La Cour était composée de :
Madame Elisabeth TOULOUSE, Présidente de chambre
Madame Catherine OUVREL, Conseillère
Madame Fabienne ALLARD, Conseillère
qui en ont délibéré.
Greffier lors des débats : Mme Anastasia LAPIERRE.
Les parties ont été avisées que le prononcé de la décision aurait lieu par mise à disposition au greffe le 03 Décembre 2024.
ARRÊT
Contradictoire,
Prononcé par mise à disposition au greffe le 11 Février 2025,
Signé par Madame Elisabeth TOULOUSE, Présidente de chambre et Mme Anastasia LAPIERRE, greffier auquel la minute de la décision a été remise par le magistrat signataire.
***
EXPOSE DES FAITS ET DE LA PROCEDURE
Le 12 mai 2006, M. [D] [L] a prêté la somme de 100 000 euros à M. [S] [W].
Ce prêt devait être remboursé à l’issue d’une période de 8 mois et reconnaissance de dettes a été signée par ce dernier.
Aucun remboursement n’est intervenu et M. [L] a saisi le tribunal de grande instance de Lyon par acte du 1er juillet 2013 aux fins de voir condamner M. [S] [W] au paiement de la somme de 100 000 euros outre, les intérêts.
L’assignation a été signifiée par maître [E] [H], huissier de justice.
Par jugement rendu le 5 juin 2014, le tribunal de grande instance de Lyon a condamné M. [S] [W] au paiement de la somme principale de 113 333 euros.
La signification ainsi que l’exécution de ce jugement ont été encore confiées à maître [E] [H].
A cet effet, M. [L] a procédé au règlement d’une provision de 500 euros le 7 juillet 2014.
Le 3 novembre 2015, le conseil de M. [L] s’est rapproché de maître [E] [H] afin d’être informé de l’état d’avancement des mesures d’exécution intentées à l’encontre de M. [S] [W].
Cette dernière a indiqué qu’elle avait procédé à :
— une saisie attribution pratiquée auprès de la [3] le 19 septembre 2014 révélant un solde négatif ;
— une saisie des rémunérations qui aurait été suspendue suite à un ATD de la Perception.
Le 2 juin 2016, M. [L] a décidé de dessaisir Maître [H] de son mandat au profit de la SELARL [4], huissier de justice à [Localité 6]. La restitution du dossier a eu lieu le 13 juillet 2016.

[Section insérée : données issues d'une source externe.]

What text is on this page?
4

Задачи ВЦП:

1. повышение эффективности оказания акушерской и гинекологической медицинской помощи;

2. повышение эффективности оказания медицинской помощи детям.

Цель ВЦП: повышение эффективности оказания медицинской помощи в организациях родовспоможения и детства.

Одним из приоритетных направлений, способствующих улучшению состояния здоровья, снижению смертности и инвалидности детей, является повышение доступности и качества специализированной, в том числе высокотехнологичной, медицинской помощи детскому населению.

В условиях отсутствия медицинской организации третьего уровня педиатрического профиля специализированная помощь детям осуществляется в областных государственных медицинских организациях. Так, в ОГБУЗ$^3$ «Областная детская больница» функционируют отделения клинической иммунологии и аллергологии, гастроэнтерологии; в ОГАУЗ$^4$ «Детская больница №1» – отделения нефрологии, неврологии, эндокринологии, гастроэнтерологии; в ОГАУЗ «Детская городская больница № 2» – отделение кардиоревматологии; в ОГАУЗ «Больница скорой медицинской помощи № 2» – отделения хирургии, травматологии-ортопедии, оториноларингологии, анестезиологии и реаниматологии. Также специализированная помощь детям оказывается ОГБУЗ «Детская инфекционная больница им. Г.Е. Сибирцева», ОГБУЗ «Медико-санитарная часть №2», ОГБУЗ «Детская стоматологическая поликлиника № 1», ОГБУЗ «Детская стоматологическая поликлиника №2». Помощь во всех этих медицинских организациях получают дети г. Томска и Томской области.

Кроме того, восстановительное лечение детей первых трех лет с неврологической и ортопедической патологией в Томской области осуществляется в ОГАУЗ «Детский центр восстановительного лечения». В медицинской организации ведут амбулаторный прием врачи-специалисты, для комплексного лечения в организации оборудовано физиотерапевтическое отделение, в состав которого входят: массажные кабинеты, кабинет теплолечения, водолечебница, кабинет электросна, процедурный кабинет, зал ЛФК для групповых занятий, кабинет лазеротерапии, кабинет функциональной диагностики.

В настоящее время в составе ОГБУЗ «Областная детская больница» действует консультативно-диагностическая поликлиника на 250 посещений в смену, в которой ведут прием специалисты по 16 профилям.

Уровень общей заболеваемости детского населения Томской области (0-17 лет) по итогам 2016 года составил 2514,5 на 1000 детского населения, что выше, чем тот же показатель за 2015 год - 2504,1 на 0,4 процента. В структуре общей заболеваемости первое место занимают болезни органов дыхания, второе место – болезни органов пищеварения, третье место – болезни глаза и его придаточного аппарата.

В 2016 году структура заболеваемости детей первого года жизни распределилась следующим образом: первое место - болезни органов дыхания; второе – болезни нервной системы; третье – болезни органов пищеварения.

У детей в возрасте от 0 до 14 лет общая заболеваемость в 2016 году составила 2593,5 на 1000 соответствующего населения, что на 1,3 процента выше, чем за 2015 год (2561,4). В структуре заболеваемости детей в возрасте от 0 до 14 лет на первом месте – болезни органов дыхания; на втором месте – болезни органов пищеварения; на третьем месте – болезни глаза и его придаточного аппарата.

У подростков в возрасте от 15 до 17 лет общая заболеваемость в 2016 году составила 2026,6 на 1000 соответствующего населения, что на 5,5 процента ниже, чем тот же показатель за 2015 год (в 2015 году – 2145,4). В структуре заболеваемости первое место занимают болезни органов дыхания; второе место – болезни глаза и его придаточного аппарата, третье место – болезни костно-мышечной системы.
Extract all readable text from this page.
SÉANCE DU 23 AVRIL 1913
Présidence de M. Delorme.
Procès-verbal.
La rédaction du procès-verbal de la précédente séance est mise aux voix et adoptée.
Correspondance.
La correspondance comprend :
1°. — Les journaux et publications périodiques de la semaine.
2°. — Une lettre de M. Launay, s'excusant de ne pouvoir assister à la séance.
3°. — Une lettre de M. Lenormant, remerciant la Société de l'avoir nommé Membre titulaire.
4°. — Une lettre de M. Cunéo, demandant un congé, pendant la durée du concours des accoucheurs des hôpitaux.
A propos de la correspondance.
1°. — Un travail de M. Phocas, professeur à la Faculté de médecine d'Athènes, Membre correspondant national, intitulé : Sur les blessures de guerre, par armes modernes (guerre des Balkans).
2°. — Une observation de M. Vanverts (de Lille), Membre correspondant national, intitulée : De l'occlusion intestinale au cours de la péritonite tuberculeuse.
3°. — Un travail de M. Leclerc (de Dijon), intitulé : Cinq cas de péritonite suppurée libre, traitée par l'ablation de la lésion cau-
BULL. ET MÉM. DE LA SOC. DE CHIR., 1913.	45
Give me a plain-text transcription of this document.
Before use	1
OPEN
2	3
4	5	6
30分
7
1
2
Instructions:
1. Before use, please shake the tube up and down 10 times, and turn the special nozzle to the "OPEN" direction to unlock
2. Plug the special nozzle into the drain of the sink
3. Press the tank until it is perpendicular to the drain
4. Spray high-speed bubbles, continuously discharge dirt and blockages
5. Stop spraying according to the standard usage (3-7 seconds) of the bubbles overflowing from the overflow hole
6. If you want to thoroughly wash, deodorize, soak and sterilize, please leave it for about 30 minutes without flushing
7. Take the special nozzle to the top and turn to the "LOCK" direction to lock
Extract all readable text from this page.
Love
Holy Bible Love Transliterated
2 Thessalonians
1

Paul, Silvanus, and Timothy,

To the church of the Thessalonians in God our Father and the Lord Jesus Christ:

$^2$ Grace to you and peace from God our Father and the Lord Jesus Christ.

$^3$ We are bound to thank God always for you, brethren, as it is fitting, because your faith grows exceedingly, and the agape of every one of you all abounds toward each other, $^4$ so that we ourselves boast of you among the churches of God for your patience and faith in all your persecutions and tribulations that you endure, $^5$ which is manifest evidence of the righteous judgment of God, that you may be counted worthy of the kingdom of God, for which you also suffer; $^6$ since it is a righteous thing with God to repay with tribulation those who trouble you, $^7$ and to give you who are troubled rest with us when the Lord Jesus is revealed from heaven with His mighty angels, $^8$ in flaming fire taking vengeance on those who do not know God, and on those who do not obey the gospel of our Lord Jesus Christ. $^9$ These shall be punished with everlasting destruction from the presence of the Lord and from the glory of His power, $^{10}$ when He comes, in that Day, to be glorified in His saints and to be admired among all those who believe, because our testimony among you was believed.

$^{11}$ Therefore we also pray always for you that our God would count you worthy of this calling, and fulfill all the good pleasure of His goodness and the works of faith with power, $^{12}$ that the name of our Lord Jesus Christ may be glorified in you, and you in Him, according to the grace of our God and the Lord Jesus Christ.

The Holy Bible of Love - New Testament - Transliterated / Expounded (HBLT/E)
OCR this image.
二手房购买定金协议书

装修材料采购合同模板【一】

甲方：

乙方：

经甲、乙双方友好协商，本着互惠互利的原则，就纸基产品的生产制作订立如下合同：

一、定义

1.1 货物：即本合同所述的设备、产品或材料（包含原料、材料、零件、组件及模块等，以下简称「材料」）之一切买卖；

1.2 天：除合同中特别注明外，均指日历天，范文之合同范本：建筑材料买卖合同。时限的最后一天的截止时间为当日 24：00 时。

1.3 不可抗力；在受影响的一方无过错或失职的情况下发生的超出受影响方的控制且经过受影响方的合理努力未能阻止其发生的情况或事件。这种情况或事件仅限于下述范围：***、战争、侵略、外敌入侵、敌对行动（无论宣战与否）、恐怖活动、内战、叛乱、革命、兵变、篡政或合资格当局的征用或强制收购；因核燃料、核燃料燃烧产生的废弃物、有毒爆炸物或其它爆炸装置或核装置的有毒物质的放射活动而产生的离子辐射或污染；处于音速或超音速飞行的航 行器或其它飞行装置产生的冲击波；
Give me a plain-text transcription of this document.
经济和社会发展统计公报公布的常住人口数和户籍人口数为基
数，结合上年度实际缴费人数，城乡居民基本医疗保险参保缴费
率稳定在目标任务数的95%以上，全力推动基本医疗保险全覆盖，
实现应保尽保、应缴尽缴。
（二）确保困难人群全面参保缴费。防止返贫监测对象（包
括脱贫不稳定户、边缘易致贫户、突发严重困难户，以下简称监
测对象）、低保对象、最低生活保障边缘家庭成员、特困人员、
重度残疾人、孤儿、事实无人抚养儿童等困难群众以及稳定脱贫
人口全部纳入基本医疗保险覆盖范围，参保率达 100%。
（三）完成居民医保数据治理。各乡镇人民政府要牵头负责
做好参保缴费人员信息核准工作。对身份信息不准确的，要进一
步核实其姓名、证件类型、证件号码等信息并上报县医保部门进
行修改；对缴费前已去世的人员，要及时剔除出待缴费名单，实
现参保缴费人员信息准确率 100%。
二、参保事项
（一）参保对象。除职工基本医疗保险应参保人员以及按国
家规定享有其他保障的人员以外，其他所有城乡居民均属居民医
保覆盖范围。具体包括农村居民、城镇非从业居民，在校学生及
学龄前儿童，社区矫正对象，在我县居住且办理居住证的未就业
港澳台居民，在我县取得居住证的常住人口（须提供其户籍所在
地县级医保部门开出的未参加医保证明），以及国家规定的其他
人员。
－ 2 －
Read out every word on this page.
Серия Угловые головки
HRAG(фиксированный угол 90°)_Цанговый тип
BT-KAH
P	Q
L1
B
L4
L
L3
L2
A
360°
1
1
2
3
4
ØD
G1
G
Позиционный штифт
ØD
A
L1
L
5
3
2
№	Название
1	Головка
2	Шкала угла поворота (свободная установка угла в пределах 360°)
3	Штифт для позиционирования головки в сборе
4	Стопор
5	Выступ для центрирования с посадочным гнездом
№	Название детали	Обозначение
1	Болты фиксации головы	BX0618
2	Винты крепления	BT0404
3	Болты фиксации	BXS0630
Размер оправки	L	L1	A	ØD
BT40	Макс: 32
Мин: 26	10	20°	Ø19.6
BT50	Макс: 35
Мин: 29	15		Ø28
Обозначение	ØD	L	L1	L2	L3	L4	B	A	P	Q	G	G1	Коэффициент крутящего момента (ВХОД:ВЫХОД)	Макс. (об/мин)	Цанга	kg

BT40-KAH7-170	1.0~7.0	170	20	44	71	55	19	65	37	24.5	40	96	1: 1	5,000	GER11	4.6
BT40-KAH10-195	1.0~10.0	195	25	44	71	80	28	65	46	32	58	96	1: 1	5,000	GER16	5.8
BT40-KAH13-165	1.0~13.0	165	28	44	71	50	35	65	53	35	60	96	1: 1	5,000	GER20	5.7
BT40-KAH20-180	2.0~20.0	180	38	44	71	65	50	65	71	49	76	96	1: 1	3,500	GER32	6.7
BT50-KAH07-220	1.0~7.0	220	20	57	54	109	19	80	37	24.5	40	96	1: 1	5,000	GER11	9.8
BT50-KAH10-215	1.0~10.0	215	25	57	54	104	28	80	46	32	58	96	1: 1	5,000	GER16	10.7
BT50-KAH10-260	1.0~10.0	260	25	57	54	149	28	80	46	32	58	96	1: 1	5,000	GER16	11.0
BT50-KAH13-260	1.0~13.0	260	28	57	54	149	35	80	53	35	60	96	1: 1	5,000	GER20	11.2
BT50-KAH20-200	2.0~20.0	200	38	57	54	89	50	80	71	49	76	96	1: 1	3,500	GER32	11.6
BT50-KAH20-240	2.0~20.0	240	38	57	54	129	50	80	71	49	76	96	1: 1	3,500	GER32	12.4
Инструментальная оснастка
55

Le dossier ne contenait pas le moindre document relatif à un procès-verbal de signification du jugement auprès de M. [S] [W].
Malgré les multiples relances de la SELARL [4] et du conseil de M. [L] aucune réponse n’était apportée sur la question de la signification du jugement.
Se trouvant en possession d’un jugement réputé contradictoire du tribunal de grande instance de Lyon du 5 juin 2014 non signifié et qu’il n’était plus possible de signifier, M. [L] a saisi le tribunal de grande instance d’Aix-en -Provence aux fins de voir engager la responsabilité de maître [E] [H] et de voir condamner cette dernière au paiement de la somme totale de 130 904,99 euros en réparation de son préjudice subi pour manquement à son obligation de diligence en exécution du mandat qu’il lui avait confié.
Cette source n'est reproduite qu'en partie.